Massachusetts-based CarGurus Inc. raised $150m in an initial public offering on Wednesday — and yesterday, they began trading on the Nasdaq.
The company’s had a pretty good ride so far: they priced 94m shares at $16 per share for an initial market cap of around $1.68B, and as of closing yesterday, the shares had gone up to $27.58, a gain of 72%
They kinda came out of nowhere
Founded in 2006, the car shopping website was bootstrapped for its first decade of existence, keeping a low profile up until now, despite touting 23m unique monthly users.
According to CarGurus CFO Jason Trevisan, the business is now “the largest platform for both consumers and dealers to find a car,” as evidenced by its partnerships with more than 90% of the auto dealership businesses in the US.
The company reported $8.6m of net income on $143m in revenue for the first half of 2017 — a pretty big jump start, considering revenue was $191.1m with $6.5m in profit for the entire year of 2016.

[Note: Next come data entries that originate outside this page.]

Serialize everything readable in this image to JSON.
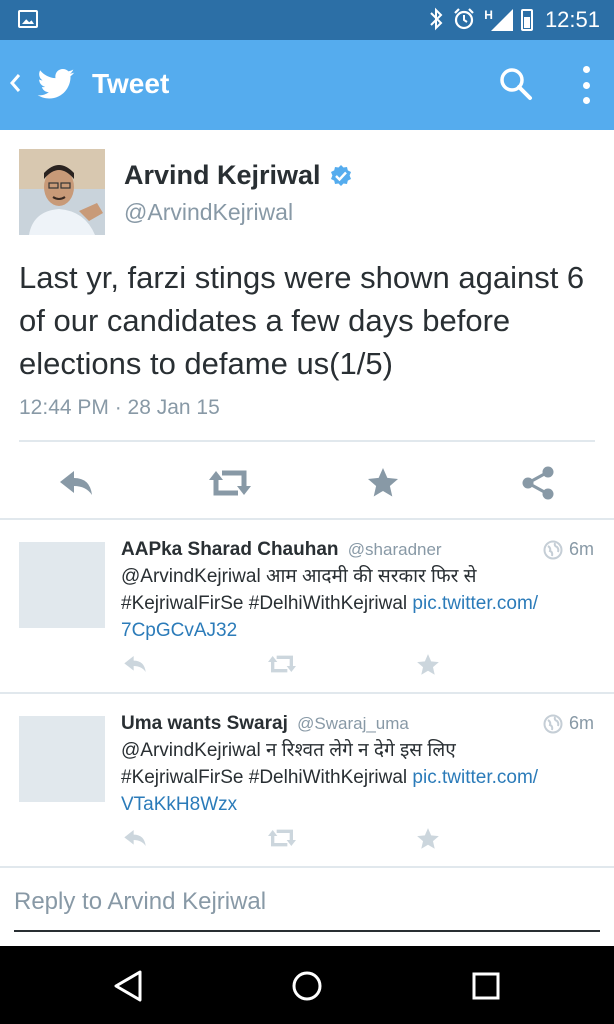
{
  "status_bar": {
    "time": "12:51",
    "icons": [
      "image-icon",
      "bluetooth-icon",
      "alarm-icon",
      "signal-icon",
      "battery-icon"
    ],
    "network": "H"
  },
  "app_bar": {
    "title": "Tweet",
    "color": "#55acee"
  },
  "tweet": {
    "author_name": "Arvind Kejriwal",
    "author_handle": "@ArvindKejriwal",
    "text": "Last yr, farzi stings were shown against 6 of our candidates a few days before elections to defame us(1/5)",
    "timestamp": "12:44 PM · 28 Jan 15",
    "verified_color": "#55acee"
  },
  "replies": [
    {
      "name": "AAPka Sharad Chauhan",
      "handle": "@sharadner",
      "time": "6m",
      "text_line1": "@ArvindKejriwal आम आदमी की सरकार फिर से",
      "text_line2_prefix": "#KejriwalFirSe #DelhiWithKejriwal ",
      "text_link1": "pic.twitter.com/",
      "text_link2": "7CpGCvAJ32"
    },
    {
      "name": "Uma wants Swaraj",
      "handle": "@Swaraj_uma",
      "time": "6m",
      "text_line1": "@ArvindKejriwal न रिश्वत लेगे न देगे इस लिए",
      "text_line2_prefix": "#KejriwalFirSe #DelhiWithKejriwal ",
      "text_link1": "pic.twitter.com/",
      "text_link2": "VTaKkH8Wzx"
    }
  ],
  "reply_box": {
    "placeholder": "Reply to Arvind Kejriwal"
  },
  "colors": {
    "link": "#2b7bb9",
    "muted": "#8899a6",
    "status_bar": "#2c6fa6"
  }
}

In other words, CarGurus has been flying under the radar with some pretty juicy numbers.
Dancin’ to a different beat
The company’s success serves as a friendly reminder that startups don’t always have to raise gobs of cash to succeed: CarGurus was able to refuse traditional venture financing because they were cash-flow positive early on.
And that unwillingness to take on venture money is paying off big for their founder, Langley Steinert, as he owns 29% of its shares and still retains over 60% voting power.
The company plans to use the proceeds from the IPO to further expand internationally and to add infrastructure to eventually sell transaction-related services like escrow, warranties, and financing.